I have this DF.
import pandas as pd
import scipy.optimize as sco
pd.set_option('display.max_columns', None)
pd.set_option('display.max_rows', None)
data = [['ATTICA',1,2,590,680],['ATTICA',1,2,800,1080],['AVON',14,2,950,1250],['AVON',15,3,500,870],['AVON',20,4,1350,1700]]
df = pd.DataFrame(data, columns=['cities','min_workers','max_workers','min_minutes','max_minutes'])
df
df['Non_HT_Outages'] = (df['min_workers'] < 15).groupby(df['cities']).transform('count')
df['HT_Outages'] = (df['min_workers'] >= 15).groupby(df['cities']).transform('count')
df
I am trying to count items in a column named 'min_workers' and if <15, put into column 'Non-HT' but if >=15, put into column 'HT'. My counts seem to be off.

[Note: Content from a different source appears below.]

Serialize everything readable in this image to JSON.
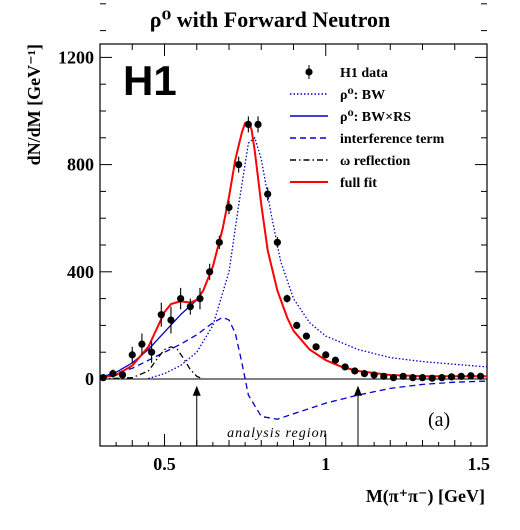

CodePudding user response:
If you change count
to sum
in the transforms it will work.
This is because (df['min_workers'] < 15).groupby(df['cities'])
creates a boolean list for each city, with True
entries when the condition is met and False
entries when it is not.
count
gives the count of all the entries, both true and false. sum
just counts the true ones (treating the trues and falses as 1s and 0s, and summing them).